Microcephaly occurs when the brain does not form properly during pregnancy or after birth, causing a small head. Children can suffer from seizures, developmental delays, intellectual disability, and feeding problems. Doctors cannot diagnose microcephaly until the third trimester or after birth:
In many cases, microcephaly may not be evident by ultrasound until the third trimester and, therefore, may not be seen on ultrasounds performed earlier in pregnancy. The diagnosis of microcephaly may be made at birth or later in infancy. The baby’s head circumference is much smaller than normal. During the physical exam, the doctor obtains a complete prenatal and birth history of the child. In older babies and children, the doctor may also ask if there is a family history of microcephaly or other medical problems. Sometimes the child is born with a normal head circumference but then acquires microcephaly because of a serious condition, such as certain genetic disorders, stroke, traumatic injury, or poisoning. The doctor will also ask about developmental milestones since microcephaly can be associated with other problems, such as intellectual disability. Developmental delays may require further medical follow-up for underlying problems.
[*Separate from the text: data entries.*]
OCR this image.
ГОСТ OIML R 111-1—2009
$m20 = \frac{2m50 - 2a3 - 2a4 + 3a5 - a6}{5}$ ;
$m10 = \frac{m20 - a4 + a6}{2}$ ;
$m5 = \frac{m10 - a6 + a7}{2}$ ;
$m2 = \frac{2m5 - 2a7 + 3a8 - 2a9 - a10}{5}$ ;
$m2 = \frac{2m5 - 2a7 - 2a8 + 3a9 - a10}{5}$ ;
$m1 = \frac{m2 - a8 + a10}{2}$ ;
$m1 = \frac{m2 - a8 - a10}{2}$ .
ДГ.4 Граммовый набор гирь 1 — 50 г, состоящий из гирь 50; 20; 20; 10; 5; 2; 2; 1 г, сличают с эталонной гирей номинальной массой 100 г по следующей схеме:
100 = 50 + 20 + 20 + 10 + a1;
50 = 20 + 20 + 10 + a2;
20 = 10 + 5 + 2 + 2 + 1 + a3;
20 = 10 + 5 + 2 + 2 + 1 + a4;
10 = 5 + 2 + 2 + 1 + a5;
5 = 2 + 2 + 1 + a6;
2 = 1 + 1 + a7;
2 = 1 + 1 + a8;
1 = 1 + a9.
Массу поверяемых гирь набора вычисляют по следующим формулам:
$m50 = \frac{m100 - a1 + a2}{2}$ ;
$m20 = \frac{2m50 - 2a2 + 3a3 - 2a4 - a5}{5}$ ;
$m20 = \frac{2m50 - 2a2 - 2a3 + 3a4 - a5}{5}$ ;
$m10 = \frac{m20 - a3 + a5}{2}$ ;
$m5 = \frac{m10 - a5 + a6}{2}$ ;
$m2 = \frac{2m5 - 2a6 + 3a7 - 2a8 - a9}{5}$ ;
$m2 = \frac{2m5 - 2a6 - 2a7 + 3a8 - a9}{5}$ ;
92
Virologist Gubio Soares, who first identified the pervasive Zika virus in Brazil, suggested that legalized abortion in French Polynesia may have prevented scientists from uncovering a link between Zika and severe infant deformities sooner. During a lecture, Soares claimed scientists do not know for sure if a link exists between Zika and microcephaly. This is mainly because women in places where Zika breeds often aborted children who showed signs of microcephaly.
The Centers for Disease Control (CDC) announced that doctors had confirmed the Zika virus in the tissue of infants who died from microcephaly. “This is the strongest evidence to date that Zika is the cause of microcephaly,” explained CDC Director Tom Frieden. “Zika is new, and new diseases can be scary, particularly when they can affect the most vulnerable among us.”
Frieden stopped short of claiming Zika caused the microcephaly. He said scientists need to perform more tests to confirm an actual link.
In Brazil, Dr. Sandra Mattos found data on 100,000 newborns since 2012. At least 1,600 babies born in the last years had microcephaly or smaller-than-normal heads. “We were very, very surprised,” stated Mattos. “Borderline cases seem to be present all along.”
CBC News reports:
Brazilian authorities set the criterion for microcephaly, a measurement of head size, at 32 centimetres for full-term births. Doctors were asked to report babies at or below that level for further investigation.
Mattos said the data analysis also confirmed the number of severe microcephaly cases increased starting in October or November of 2014.
Mattos told the World Health Organization that “other potential factors need to be considered” since 80% of the microcephaly babies live in northeast Brazil.